Some of the caching benefits of the array will disappear if the array holds only references/pointers to items. In this example, the containers are typed. The List<int> actually can allocate the int objects in an array that packs them together in memory. Whereas the LinkedList<int> has individual separately allocated nodes which hold the int. Suppose the List and LinkedList hold pointers to heaped objects. Then the impact of caching is softened. It's still the case that multiple pointers in the array can be cached together; but these have to be traversed to access the items themselves. In the case of the LinkedList, we have to traverse a pointer to get to the next node and traverse a pointer to get to the heaped object. But two pointer traversals versus one is not as bad as one traversal versus zero. If the objects being traversed are fairly complex, and have pointers to additional objects that have to be examined during the traversal, it matters even less what kind of list they are accessed from. If I have a list of File objects, for each of which a stream is opened and a regex scan performed, why would I care whether it's an array list or a linked list.
The results shown in this test case tell me that the performances of the two containers are not that far off! Here they are subject to a test case that is designed to highlight the difference between them by making the container content, and its processing, almost as trivial as possible. That 38 seconds versus 51 difference is almost purely in the container-related operations. That is as bad as it gets: from there, the more actual real work you do per container node, the smaller the actual difference. (What is 51 versus 38 in "orders of magnitude"? Why 0.12 orders. It's 0.42 "binary orders of magnitude" (where 1 binary order is a doubling; terminology mine). So in terms of classic Moore's Law (speed doubling every 18 months), that's a 7.6 month advance. "My arrays are 7.6 months ahead of your linked list container, in Moore's Law, in a pure benchmark; eat my dust!"

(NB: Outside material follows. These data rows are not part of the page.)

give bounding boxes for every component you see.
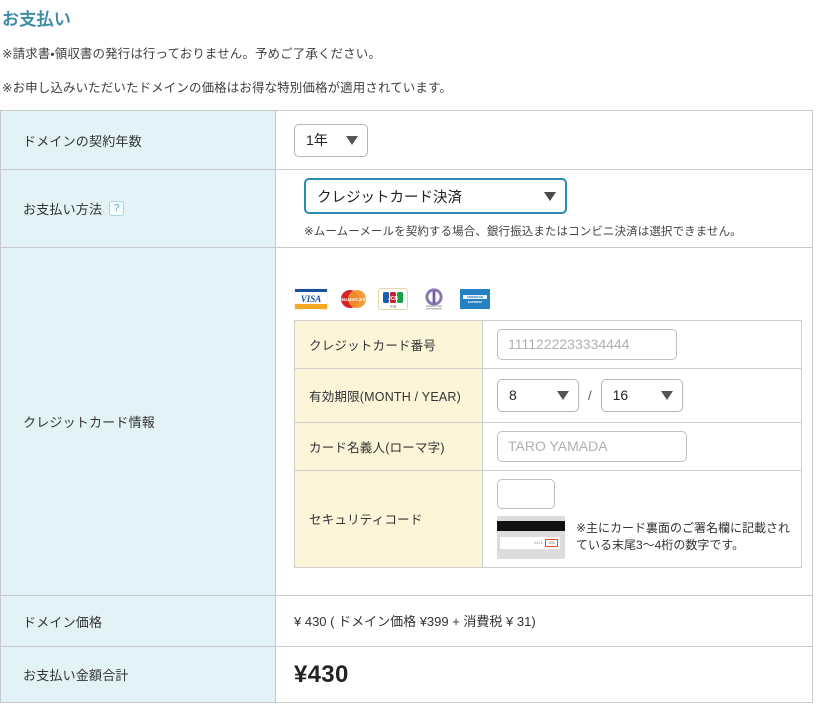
- credit-card-fields-table: クレジットカード番号 有効期限(MONTH / YEAR): [294, 320, 802, 568]
- label-domain-price: ドメイン価格: [1, 596, 276, 647]
- notice-invoice: ※請求書・領収書の発行は行っておりません。予めご了承ください。: [2, 43, 831, 62]
- expiry-month-select[interactable]: 8: [497, 379, 579, 412]
- cell-domain-price: ¥ 430 ( ドメイン価格 ¥399 + 消費税 ¥ 31): [276, 596, 813, 647]
- contract-years-select[interactable]: 1年: [294, 124, 368, 157]
- svg-text:JCB: JCB: [390, 304, 397, 308]
- security-code-input[interactable]: [497, 479, 555, 509]
- cell-credit-card-info: VISA MasterCard: [276, 248, 813, 596]
- chevron-down-icon: [346, 136, 358, 145]
- svg-text:AMERICAN: AMERICAN: [467, 295, 483, 299]
- cell-card-number: [483, 320, 802, 368]
- table-row-security-code: セキュリティコード 4410: [295, 470, 802, 567]
- table-row-contract-years: ドメインの契約年数 1年: [1, 111, 813, 170]
- payment-method-label-text: お支払い方法: [23, 199, 102, 218]
- card-holder-input[interactable]: [497, 431, 687, 462]
- cell-card-holder: [483, 422, 802, 470]
- contract-years-value: 1年: [306, 130, 328, 150]
- help-icon[interactable]: ?: [109, 201, 124, 216]
- chevron-down-icon: [557, 391, 569, 400]
- cell-total: ¥430: [276, 647, 813, 703]
- svg-text:International: International: [425, 306, 442, 309]
- security-code-note: ※主にカード裏面のご署名欄に記載されている末尾3〜4桁の数字です。: [576, 520, 801, 555]
- payment-method-select[interactable]: クレジットカード決済: [304, 178, 567, 214]
- cell-payment-method: クレジットカード決済 ※ムームーメールを契約する場合、銀行振込またはコンビニ決済…: [276, 170, 813, 248]
- card-brand-logos: VISA MasterCard: [294, 276, 812, 320]
- label-total: お支払い金額合計: [1, 647, 276, 703]
- svg-text:MasterCard: MasterCard: [341, 297, 365, 302]
- payment-table: ドメインの契約年数 1年 お支払い方法 ?: [0, 110, 813, 703]
- cell-expiry: 8 / 16: [483, 368, 802, 422]
- total-amount-value: ¥430: [294, 661, 349, 688]
- chevron-down-icon: [544, 192, 556, 201]
- payment-method-value: クレジットカード決済: [317, 186, 462, 207]
- label-payment-method: お支払い方法 ?: [1, 170, 276, 248]
- page-title: お支払い: [2, 5, 831, 30]
- chevron-down-icon: [661, 391, 673, 400]
- label-card-number: クレジットカード番号: [295, 320, 483, 368]
- cell-contract-years: 1年: [276, 111, 813, 170]
- label-security-code: セキュリティコード: [295, 470, 483, 567]
- mastercard-logo-icon: MasterCard: [336, 288, 370, 310]
- label-card-holder: カード名義人(ローマ字): [295, 422, 483, 470]
- label-credit-card-info: クレジットカード情報: [1, 248, 276, 596]
- cvv-highlight-box: 000: [545, 539, 558, 547]
- expiry-separator: /: [588, 388, 592, 403]
- svg-text:JCB: JCB: [388, 296, 398, 302]
- table-row-card-number: クレジットカード番号: [295, 320, 802, 368]
- american-express-logo-icon: AMERICAN EXPRESS: [460, 289, 490, 309]
- card-number-input[interactable]: [497, 329, 677, 360]
- expiry-year-select[interactable]: 16: [601, 379, 683, 412]
- label-expiry: 有効期限(MONTH / YEAR): [295, 368, 483, 422]
- payment-page: お支払い ※請求書・領収書の発行は行っておりません。予めご了承ください。 ※お申…: [0, 5, 831, 703]
- table-row-domain-price: ドメイン価格 ¥ 430 ( ドメイン価格 ¥399 + 消費税 ¥ 31): [1, 596, 813, 647]
- visa-logo-icon: VISA: [294, 288, 328, 310]
- payment-method-note: ※ムームーメールを契約する場合、銀行振込またはコンビニ決済は選択できません。: [304, 223, 812, 239]
- card-back-illustration-icon: 4410 000: [497, 516, 565, 559]
- jcb-logo-icon: JCB JCB: [378, 288, 408, 310]
- signature-strip: 4410 000: [500, 537, 560, 549]
- diners-club-logo-icon: Diners Club International: [416, 288, 452, 310]
- table-row-payment-method: お支払い方法 ? クレジットカード決済 ※ムームーメールを契約する場合、銀行振込…: [1, 170, 813, 248]
- expiry-year-value: 16: [613, 387, 629, 403]
- svg-text:VISA: VISA: [301, 294, 322, 304]
- table-row-total: お支払い金額合計 ¥430: [1, 647, 813, 703]
- label-contract-years: ドメインの契約年数: [1, 111, 276, 170]
- cell-security-code: 4410 000 ※主にカード裏面のご署名欄に記載されている末尾3〜4桁の数字で…: [483, 470, 802, 567]
- notice-special-price: ※お申し込みいただいたドメインの価格はお得な特別価格が適用されています。: [2, 77, 831, 96]
- expiry-month-value: 8: [509, 387, 517, 403]
- domain-price-value: ¥ 430 ( ドメイン価格 ¥399 + 消費税 ¥ 31): [294, 614, 536, 629]
- table-row-credit-card-info: クレジットカード情報 VISA Maste: [1, 248, 813, 596]
- table-row-expiry: 有効期限(MONTH / YEAR) 8 /: [295, 368, 802, 422]
- card-digits: 4410: [534, 540, 544, 545]
- svg-text:EXPRESS: EXPRESS: [468, 300, 482, 304]
- magnetic-stripe: [497, 521, 565, 531]
- table-row-card-holder: カード名義人(ローマ字): [295, 422, 802, 470]
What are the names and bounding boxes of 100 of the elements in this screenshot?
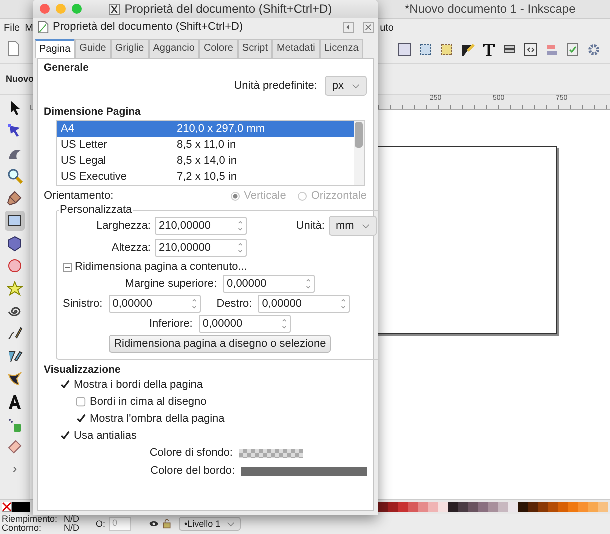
field-label: Margine superiore:: [125, 278, 218, 290]
layer-dropdown[interactable]: •Livello 1: [178, 517, 241, 531]
tab[interactable]: Metadati: [272, 39, 320, 58]
tab[interactable]: Guide: [75, 39, 111, 58]
list-row[interactable]: US Executive 7,2 x 10,5 in: [57, 169, 354, 185]
expander[interactable]: Ridimensiona pagina a contenuto...: [63, 261, 378, 273]
gear-icon[interactable]: [586, 42, 602, 58]
color-swatch[interactable]: [418, 502, 428, 512]
checkbox[interactable]: Mostra i bordi della pagina: [44, 376, 367, 393]
color-swatch[interactable]: [428, 502, 438, 512]
tab[interactable]: Griglie: [110, 39, 149, 58]
color-swatch[interactable]: [448, 502, 458, 512]
color-swatch[interactable]: [558, 502, 568, 512]
color-swatch[interactable]: [378, 502, 388, 512]
color-swatch[interactable]: [478, 502, 488, 512]
height-spin-field[interactable]: 210,00000: [155, 239, 247, 257]
menu-item[interactable]: uto: [380, 22, 394, 34]
color-swatch[interactable]: [598, 502, 608, 512]
tab[interactable]: Aggancio: [148, 39, 200, 58]
no-color-icon[interactable]: [2, 502, 12, 512]
margin-spin-field[interactable]: 0,00000: [198, 315, 291, 333]
spin-arrows-icon: [238, 241, 243, 255]
eye-icon[interactable]: [148, 519, 159, 529]
border-color-button[interactable]: [241, 466, 367, 476]
dialog-title: Proprietà del documento (Shift+Ctrl+D): [124, 2, 332, 16]
color-swatch[interactable]: [528, 502, 538, 512]
iconify-button[interactable]: [343, 22, 354, 32]
tab[interactable]: Pagina: [35, 39, 76, 58]
panel-title: Proprietà del documento (Shift+Ctrl+D): [53, 21, 244, 33]
tab[interactable]: Script: [238, 39, 272, 58]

If you don't want to go that route, most modern browsers have a reader function built in, which extracts the page content and displays it with high contrast, a readable font, and no annoyances.
What would you have preferred the author do differently?
1. causing resentful displeasure; highly irritating, angering, or annoying:
offensive television commercials.
2. unpleasant or disagreeable to the sense:
an offensive odor.
3. repugnant to the moral sense, good taste, or the like; insulting:
I don't know how long it will take us till we finally stop with the white backgrounds...
But all in all it is a good page for people with poor vision.
No low-contrast and no white background, which are both considered bad on screens.
It is also worth noting that some manuals say that appending to an array list is O(1) amortized. Which is true, if you make an amortized analysis (which essentially distributes the workload of copying the array into a larger block over all the inserts). That's to keep in mind for systems that have to be realtime or at least produce stable framerates. The worst-case is important and amortized analysis generously glosses over it.
EDIT: Not inserting, appending
At an insertion you'd have
(n + (n-1) + .. + 1)/n
= O(n^2) / n
The first part comes from each possible run times, each with probability 1/n. You might have to expand the list but that'd also be O(n) amortized.